Passé 1948 et la création de l’État d’Israël, certains leaders politiques voulurent s’allier à des clercs et repenser les festivités de la ‘āshūrā’ en en renouvelant la portée symbolique et en transcrivant dans la lutte originelle de Ḥusayn contre Yazīd, la lutte contemporaine des Arabes pour la Palestine (1).
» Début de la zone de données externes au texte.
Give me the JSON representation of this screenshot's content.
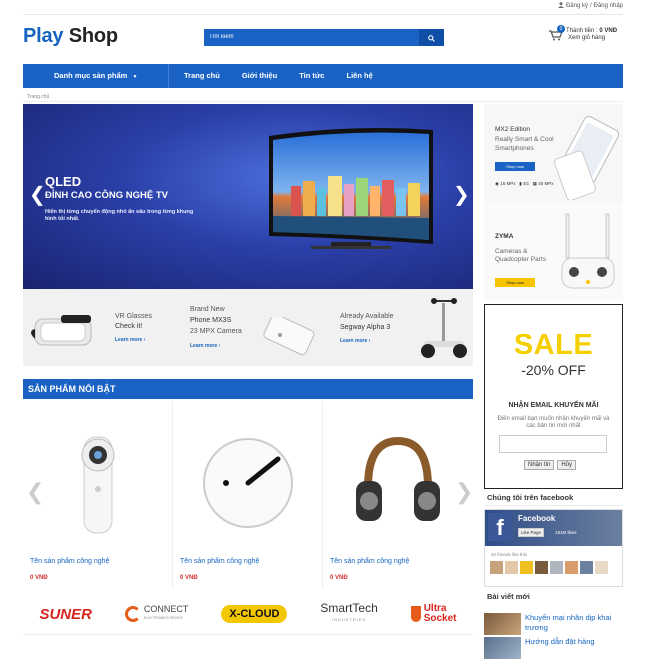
{
  "topbar": {
    "register": "Đăng ký",
    "separator": "/",
    "login": "Đăng nhập"
  },
  "logo": {
    "part1": "Play",
    "part2": "Shop"
  },
  "search": {
    "placeholder": "Tìm kiếm"
  },
  "cart": {
    "count": "0",
    "label": "Thành tiền :",
    "amount": "0 VNĐ",
    "view": "Xem giỏ hàng"
  },
  "nav": {
    "category": "Danh mục sản phẩm",
    "items": [
      "Trang chủ",
      "Giới thiệu",
      "Tin tức",
      "Liên hệ"
    ]
  },
  "breadcrumb": "Trang chủ",
  "hero": {
    "title": "QLED",
    "subtitle": "ĐỈNH CAO CÔNG NGHỆ TV",
    "desc": "Hiển thị từng chuyển động nhỏ ẩn sâu trong từng khung hình tối nhất.",
    "prev": "❮",
    "next": "❯"
  },
  "banners": [
    {
      "line1": "VR Glasses",
      "line2": "Check it!",
      "more": "Learn more ›"
    },
    {
      "line1": "Brand New",
      "line2": "Phone MX3S",
      "line3": "23 MPX Camera",
      "more": "Learn more ›"
    },
    {
      "line1": "Already Available",
      "line2": "Segway Alpha 3",
      "more": "Learn more ›"
    }
  ],
  "right_banners": [
    {
      "line1": "MX2 Edition",
      "line2": "Really Smart & Cool",
      "line3": "Smartphones",
      "button": "Shop now",
      "stat1": "16 MPx",
      "stat2": "4G",
      "stat3": "40 MPx"
    },
    {
      "line1": "ZYMA",
      "line2": "Cameras & Quadcopter Parts",
      "button": "Shop now"
    }
  ],
  "sale": {
    "big": "SALE",
    "percent": "-20% OFF",
    "heading": "NHẬN EMAIL KHUYẾN MÃI",
    "text": "Điền email bạn muốn nhận khuyến mãi và các bản tin mới nhất",
    "submit": "Nhận tin",
    "cancel": "Hủy"
  },
  "facebook": {
    "heading": "Chúng tôi trên facebook",
    "page_name": "Facebook",
    "like_button": "Like Page",
    "likes": "191M likes",
    "friends": "40 friends like this"
  },
  "posts": {
    "heading": "Bài viết mới",
    "items": [
      "Khuyến mại nhân dịp khai trương",
      "Hướng dẫn đặt hàng"
    ]
  },
  "featured": {
    "heading": "SẢN PHẨM NỔI BẬT",
    "products": [
      {
        "name": "Tên sản phẩm công nghệ",
        "price": "0 VNĐ"
      },
      {
        "name": "Tên sản phẩm công nghệ",
        "price": "0 VNĐ"
      },
      {
        "name": "Tên sản phẩm công nghệ",
        "price": "0 VNĐ"
      }
    ],
    "prev": "❮",
    "next": "❯"
  },
  "brands": [
    "SUNER",
    "CONNECT",
    "ELECTRONICS DEVICE",
    "X-CLOUD",
    "SmartTech",
    "INDUSTRIES",
    "Ultra",
    "Socket"
  ],
  "colors": {
    "primary": "#1a63c4",
    "sale_yellow": "#f5d000",
    "price_red": "#d32f2f"
  },
  "icons": [
    "user-icon",
    "search-icon",
    "cart-icon",
    "chevron-down-icon",
    "arrow-left-icon",
    "arrow-right-icon"
  ]
}
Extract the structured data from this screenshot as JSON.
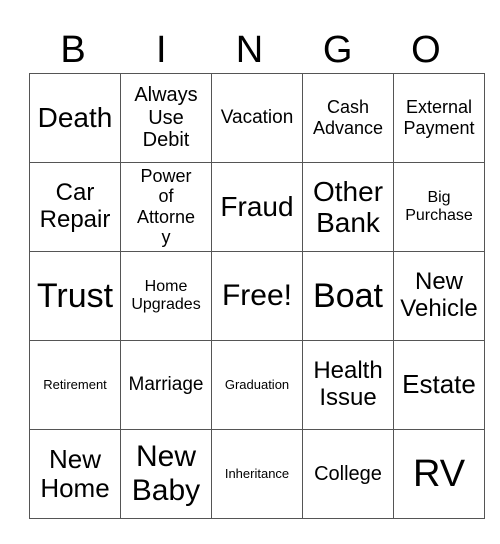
{
  "header": {
    "letters": [
      "B",
      "I",
      "N",
      "G",
      "O"
    ]
  },
  "card": {
    "rows": [
      [
        "Death",
        "Always Use Debit",
        "Vacation",
        "Cash Advance",
        "External Payment"
      ],
      [
        "Car Repair",
        "Power of Attorney",
        "Fraud",
        "Other Bank",
        "Big Purchase"
      ],
      [
        "Trust",
        "Home Upgrades",
        "Free!",
        "Boat",
        "New Vehicle"
      ],
      [
        "Retirement",
        "Marriage",
        "Graduation",
        "Health Issue",
        "Estate"
      ],
      [
        "New Home",
        "New Baby",
        "Inheritance",
        "College",
        "RV"
      ]
    ]
  }
}
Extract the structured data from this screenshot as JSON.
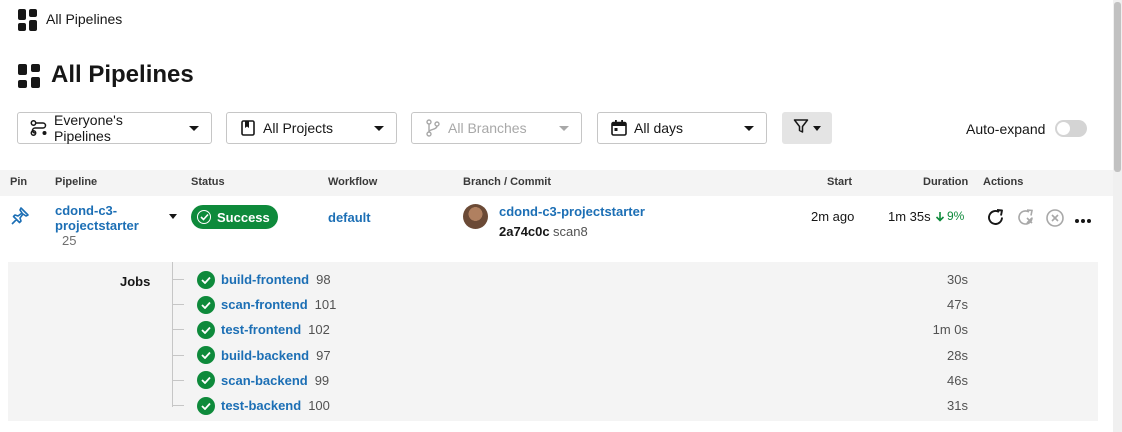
{
  "breadcrumb": {
    "title": "All Pipelines"
  },
  "page": {
    "title": "All Pipelines"
  },
  "filters": {
    "pipelines": "Everyone's Pipelines",
    "projects": "All Projects",
    "branches": "All Branches",
    "days": "All days",
    "auto_expand_label": "Auto-expand",
    "auto_expand_on": false
  },
  "table": {
    "headers": {
      "pin": "Pin",
      "pipeline": "Pipeline",
      "status": "Status",
      "workflow": "Workflow",
      "branch_commit": "Branch / Commit",
      "start": "Start",
      "duration": "Duration",
      "actions": "Actions"
    },
    "row": {
      "pipeline_name_line1": "cdond-c3-",
      "pipeline_name_line2": "projectstarter",
      "pipeline_number": "25",
      "status": "Success",
      "workflow": "default",
      "branch": "cdond-c3-projectstarter",
      "commit": "2a74c0c",
      "commit_message": "scan8",
      "start": "2m ago",
      "duration": "1m 35s",
      "duration_change": "9%"
    },
    "jobs_label": "Jobs",
    "jobs": [
      {
        "name": "build-frontend",
        "number": "98",
        "duration": "30s"
      },
      {
        "name": "scan-frontend",
        "number": "101",
        "duration": "47s"
      },
      {
        "name": "test-frontend",
        "number": "102",
        "duration": "1m 0s"
      },
      {
        "name": "build-backend",
        "number": "97",
        "duration": "28s"
      },
      {
        "name": "scan-backend",
        "number": "99",
        "duration": "46s"
      },
      {
        "name": "test-backend",
        "number": "100",
        "duration": "31s"
      }
    ]
  },
  "colors": {
    "success": "#0e8a3b",
    "link": "#1c6fb5",
    "improvement": "#0e8a3b"
  }
}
À Damas, où les pièces de théâtre représentant la passion de l’Imam avaient disparu depuis la réforme d’al-Amīn, on note depuis les années 1990 une réactualisation de ces représentations sur le terrain de football avoisinant le mausolée de Sayyida Zaynab (2). Les rituels de mortification font néanmoins encore l’objet de discussions entre les savants et d’aucuns ont par exemple appelé les pénitents à donner leur sang pour les Palestiniens au lieu de le faire couler lors des processions. C’est le cas notamment de Muḥammad Ḥusayn Faḍl Allāh (m. 2010) qui souhaitait ainsi renvoyer une image plus rationnelle et réfléchie de ces célébrations (3). Pourtant, là encore, ces débats mettent en lumière les divisions au sein du monde chiite et matérialisent l’éclatement de la marja‘īyya, que Sabrina Mervin date à la mort de l’ayatollah Abū al-Qāsim al-Khū‘ī (1992) (4). Le polycentrisme du chiisme et sa dimension transnationale et transétatique (5) – qu’incarne justement la dispersion des pôles d’autorité – ont contribué à renforcer la multiplication des marja‘, chacun tenant, on l’a vu, un discours très orienté par son ancrage local et la nécessité conjoncturelle de se rallier à des autorités politiques. Ainsi, au Liban, les célébrations rituelles de ‘āshūrā’ sont devenues le théâtre des rivalités entre le Hezbollah – qui reconnaît le Guide suprême iranien comme marja‘ – et les milices Amal, fondées par Mūsā Ṣadr et Ḥusayn Ḥusaynī et qui reconnaissent aujourd’hui l’ayatollah ‘Alī al-Sīstānī comme marja‘ (6). Khomeini et Khamenei en 1994 ayant interdit le taṭbīr, le Hezbollah proscrit à ses militants de les pratiquer (7). Le parti de Ḥasan Nasrallah préfère encourager ses partisans à la résistance contre l’ennemi israélien. En 2006, lors de l’occupation du sud-Liban par Tsahal, les fêtes de la ‘āshūrā’ deviennent autant de moyens de défier l’armée israélienne et d’exalter publiquement un esprit islamique, qui plus est ancré dans la longue histoire.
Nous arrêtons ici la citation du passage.